So on Wednesday night, I was at my sisters house in Muldrow, Oklahoma working on editing some photos from last weekend, when I got word that we were in for some rough weather.
So I get my camera ready for action and I go out and take some pictures, but nothing is really happening yet, although the tornado sirens were going off. I shot this picture of the clouds.
You can’t tell from the picture, but there are two layers of clouds and each layer is moving a different direction and quickly, which means rotation.
But pretty soon, it got really dark and the wind started blowing. I hung by the front door of her house for as long as I felt safe, but once it started to hail, I went inside and hid out in the hallway. The power went out and so we were sitting around in the hallway fiddling with batteries and radios and flashlights.

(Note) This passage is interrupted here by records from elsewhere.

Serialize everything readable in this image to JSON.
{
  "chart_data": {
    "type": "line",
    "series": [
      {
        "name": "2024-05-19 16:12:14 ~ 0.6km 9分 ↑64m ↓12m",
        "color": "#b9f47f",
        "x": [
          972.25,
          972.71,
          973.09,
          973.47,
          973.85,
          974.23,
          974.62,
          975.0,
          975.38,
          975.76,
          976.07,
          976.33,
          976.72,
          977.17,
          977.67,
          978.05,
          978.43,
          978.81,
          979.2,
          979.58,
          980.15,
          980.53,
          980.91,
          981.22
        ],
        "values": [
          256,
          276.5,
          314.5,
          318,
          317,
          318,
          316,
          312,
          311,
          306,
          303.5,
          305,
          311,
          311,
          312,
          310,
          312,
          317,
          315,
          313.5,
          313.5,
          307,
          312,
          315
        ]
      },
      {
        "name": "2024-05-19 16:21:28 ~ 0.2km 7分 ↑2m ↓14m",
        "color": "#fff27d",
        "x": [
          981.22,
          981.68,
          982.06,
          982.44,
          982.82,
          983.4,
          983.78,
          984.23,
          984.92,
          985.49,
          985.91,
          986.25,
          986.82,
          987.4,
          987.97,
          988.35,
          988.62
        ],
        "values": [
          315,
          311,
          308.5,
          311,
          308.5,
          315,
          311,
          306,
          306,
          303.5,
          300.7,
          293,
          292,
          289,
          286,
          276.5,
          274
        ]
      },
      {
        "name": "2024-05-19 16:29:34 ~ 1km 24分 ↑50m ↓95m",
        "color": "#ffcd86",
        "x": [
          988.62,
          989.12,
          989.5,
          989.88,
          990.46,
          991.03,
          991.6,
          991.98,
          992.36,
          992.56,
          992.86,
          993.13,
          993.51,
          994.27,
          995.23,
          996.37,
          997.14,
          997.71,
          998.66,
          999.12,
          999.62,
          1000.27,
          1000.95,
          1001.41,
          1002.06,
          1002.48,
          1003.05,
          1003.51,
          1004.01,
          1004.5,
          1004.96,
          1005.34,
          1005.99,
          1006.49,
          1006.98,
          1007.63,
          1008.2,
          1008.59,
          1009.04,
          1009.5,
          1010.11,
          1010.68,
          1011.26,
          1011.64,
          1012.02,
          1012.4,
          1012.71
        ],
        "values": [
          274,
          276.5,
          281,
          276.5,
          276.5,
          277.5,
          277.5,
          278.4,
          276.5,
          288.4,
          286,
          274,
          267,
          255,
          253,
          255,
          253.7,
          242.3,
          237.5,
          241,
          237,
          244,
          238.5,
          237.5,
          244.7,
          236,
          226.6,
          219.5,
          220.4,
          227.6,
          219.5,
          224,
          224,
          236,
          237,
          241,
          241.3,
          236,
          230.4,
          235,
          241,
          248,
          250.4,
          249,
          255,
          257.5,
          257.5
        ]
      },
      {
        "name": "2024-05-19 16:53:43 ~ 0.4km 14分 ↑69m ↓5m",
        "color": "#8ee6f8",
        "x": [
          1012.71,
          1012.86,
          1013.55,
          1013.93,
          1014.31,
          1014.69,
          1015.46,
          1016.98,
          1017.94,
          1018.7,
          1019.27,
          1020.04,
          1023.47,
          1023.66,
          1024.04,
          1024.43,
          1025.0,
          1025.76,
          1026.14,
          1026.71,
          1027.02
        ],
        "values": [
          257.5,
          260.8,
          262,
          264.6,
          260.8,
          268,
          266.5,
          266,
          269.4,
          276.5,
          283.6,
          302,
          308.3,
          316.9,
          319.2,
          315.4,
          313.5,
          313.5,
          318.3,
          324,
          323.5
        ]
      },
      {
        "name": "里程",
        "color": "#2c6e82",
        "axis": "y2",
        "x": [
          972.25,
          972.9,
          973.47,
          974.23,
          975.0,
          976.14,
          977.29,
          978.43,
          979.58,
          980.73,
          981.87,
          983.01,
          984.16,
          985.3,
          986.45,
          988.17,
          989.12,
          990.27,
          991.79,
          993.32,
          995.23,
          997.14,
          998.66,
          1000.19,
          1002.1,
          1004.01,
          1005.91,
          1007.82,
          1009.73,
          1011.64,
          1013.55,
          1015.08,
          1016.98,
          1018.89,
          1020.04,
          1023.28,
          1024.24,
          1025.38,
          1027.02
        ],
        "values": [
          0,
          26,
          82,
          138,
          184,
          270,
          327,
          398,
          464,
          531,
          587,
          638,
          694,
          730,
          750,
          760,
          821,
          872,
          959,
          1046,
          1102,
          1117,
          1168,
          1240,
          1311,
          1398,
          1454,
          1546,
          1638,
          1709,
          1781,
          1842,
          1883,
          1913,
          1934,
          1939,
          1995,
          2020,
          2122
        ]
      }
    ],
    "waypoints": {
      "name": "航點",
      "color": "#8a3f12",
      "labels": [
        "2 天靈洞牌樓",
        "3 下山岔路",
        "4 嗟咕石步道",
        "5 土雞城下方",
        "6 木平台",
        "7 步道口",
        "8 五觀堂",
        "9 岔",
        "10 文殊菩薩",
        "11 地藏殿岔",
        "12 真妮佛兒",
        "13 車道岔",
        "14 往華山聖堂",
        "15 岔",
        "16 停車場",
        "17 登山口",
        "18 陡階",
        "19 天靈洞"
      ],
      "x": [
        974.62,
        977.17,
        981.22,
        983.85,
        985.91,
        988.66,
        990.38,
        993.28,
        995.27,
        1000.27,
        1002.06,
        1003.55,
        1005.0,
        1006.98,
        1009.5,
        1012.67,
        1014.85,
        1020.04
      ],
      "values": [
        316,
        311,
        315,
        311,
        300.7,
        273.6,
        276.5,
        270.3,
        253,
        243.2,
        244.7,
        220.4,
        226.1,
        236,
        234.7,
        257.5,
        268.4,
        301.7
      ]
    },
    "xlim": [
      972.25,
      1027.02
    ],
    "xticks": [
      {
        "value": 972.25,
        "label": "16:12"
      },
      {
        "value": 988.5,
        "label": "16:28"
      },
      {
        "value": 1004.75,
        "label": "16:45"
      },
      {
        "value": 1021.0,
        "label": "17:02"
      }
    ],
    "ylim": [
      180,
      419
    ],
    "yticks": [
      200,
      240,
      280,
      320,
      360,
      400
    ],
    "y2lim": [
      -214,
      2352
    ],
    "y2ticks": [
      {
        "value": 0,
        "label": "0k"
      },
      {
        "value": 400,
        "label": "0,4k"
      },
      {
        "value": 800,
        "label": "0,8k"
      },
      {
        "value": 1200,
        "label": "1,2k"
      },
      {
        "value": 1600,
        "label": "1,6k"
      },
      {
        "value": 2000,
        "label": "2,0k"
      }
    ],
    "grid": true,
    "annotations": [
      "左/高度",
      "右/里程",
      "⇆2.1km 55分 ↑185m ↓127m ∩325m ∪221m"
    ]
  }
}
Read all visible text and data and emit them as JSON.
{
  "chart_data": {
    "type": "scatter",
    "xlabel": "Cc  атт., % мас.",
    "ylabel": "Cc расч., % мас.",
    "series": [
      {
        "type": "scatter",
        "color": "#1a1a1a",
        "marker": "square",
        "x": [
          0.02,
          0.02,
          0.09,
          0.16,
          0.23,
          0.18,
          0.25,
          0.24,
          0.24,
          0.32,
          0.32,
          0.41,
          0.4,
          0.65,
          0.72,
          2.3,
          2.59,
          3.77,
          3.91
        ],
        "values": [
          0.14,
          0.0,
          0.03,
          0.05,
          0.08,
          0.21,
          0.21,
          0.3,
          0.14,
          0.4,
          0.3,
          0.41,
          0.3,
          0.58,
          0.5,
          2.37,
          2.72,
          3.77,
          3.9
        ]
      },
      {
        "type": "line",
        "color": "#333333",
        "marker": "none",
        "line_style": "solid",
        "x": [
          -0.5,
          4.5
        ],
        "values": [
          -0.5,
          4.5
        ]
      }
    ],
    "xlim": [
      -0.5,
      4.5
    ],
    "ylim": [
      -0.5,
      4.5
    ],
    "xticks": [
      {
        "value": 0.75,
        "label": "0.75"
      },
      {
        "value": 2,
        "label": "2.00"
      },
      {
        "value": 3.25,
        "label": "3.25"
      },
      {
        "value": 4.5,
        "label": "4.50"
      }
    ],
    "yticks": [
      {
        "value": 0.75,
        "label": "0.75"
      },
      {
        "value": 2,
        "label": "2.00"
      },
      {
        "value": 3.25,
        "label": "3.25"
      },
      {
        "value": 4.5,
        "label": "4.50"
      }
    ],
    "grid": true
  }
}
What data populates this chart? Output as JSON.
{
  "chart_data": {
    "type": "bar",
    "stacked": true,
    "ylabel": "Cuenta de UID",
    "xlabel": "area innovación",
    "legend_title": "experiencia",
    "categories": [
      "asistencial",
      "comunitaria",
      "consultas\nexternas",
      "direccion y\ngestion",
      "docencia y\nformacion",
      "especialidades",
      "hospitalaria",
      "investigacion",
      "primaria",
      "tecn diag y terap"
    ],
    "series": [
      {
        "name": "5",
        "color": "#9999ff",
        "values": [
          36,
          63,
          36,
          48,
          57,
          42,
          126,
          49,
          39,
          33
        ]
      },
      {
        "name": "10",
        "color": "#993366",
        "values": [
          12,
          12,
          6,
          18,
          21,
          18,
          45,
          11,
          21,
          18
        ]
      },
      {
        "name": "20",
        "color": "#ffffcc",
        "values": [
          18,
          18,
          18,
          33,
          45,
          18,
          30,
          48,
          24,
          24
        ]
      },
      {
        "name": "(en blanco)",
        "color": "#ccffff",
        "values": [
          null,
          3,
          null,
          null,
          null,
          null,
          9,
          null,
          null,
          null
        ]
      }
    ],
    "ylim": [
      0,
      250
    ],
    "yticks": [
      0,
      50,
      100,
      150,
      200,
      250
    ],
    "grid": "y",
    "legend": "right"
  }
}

I’m kicking myself for not grabbing my little video camera and recording the noise, but the wind and hail was about as strong as I’ve heard/seen it. It definitely had the roar of a tornado. I remember the tornado that hit Fort Smith and Van Buren in 1996 had a very similar vibe and did very similar damage.
Once the sound died down and we came out of hiding, we surveyed the damage. It was still raining very heavily so I donned a rain jacket, grabbed my camera and went out shooting!
This shot is a long exposure of a tree that fell and blocked the road. The power is still out at this point and it’s still raining. It was pretty much pitch black out, except for the lightening and people’s flashlights, both of which illuminate this shot.
My sister’s house had some damage.
There wasn’t really a whole lot for me to shoot, because it was raining and very, very dark. We knew the damage was pretty significant, but until we got some light we couldn’t tell how bad.
The storms lasted throughout the night and I didn’t get much sleep.
In the morning, I got up and went out to take more pictures. The storm knocked down tons of trees, but luckily none landed on the house.
After checking things out in the neighborhood, we decide to go find something eat. There’s still no electricity in Muldrow so cooking isn’t going to happen.
By the time we finish, the power has been restored and I get to work finishing the edits on the photos from last weekend.
In far east-central Oklahoma, Muldrow was particularly hard hit, with state officials reporting damage to more than 200 homes and businesses from straight-line winds. The city was pounded with heavy rains, marble-sized hail and sustained winds of more than 60 mph, Officer Jose Flores said.
I have heard that Fort Smith had incredible hail damage with car windows being busted out and any west facing windows on buildings and houses also being busted. The flooding is supposed to be pretty severe too, although at the time of this writing, I haven’t been over to my parents house to check out the damage.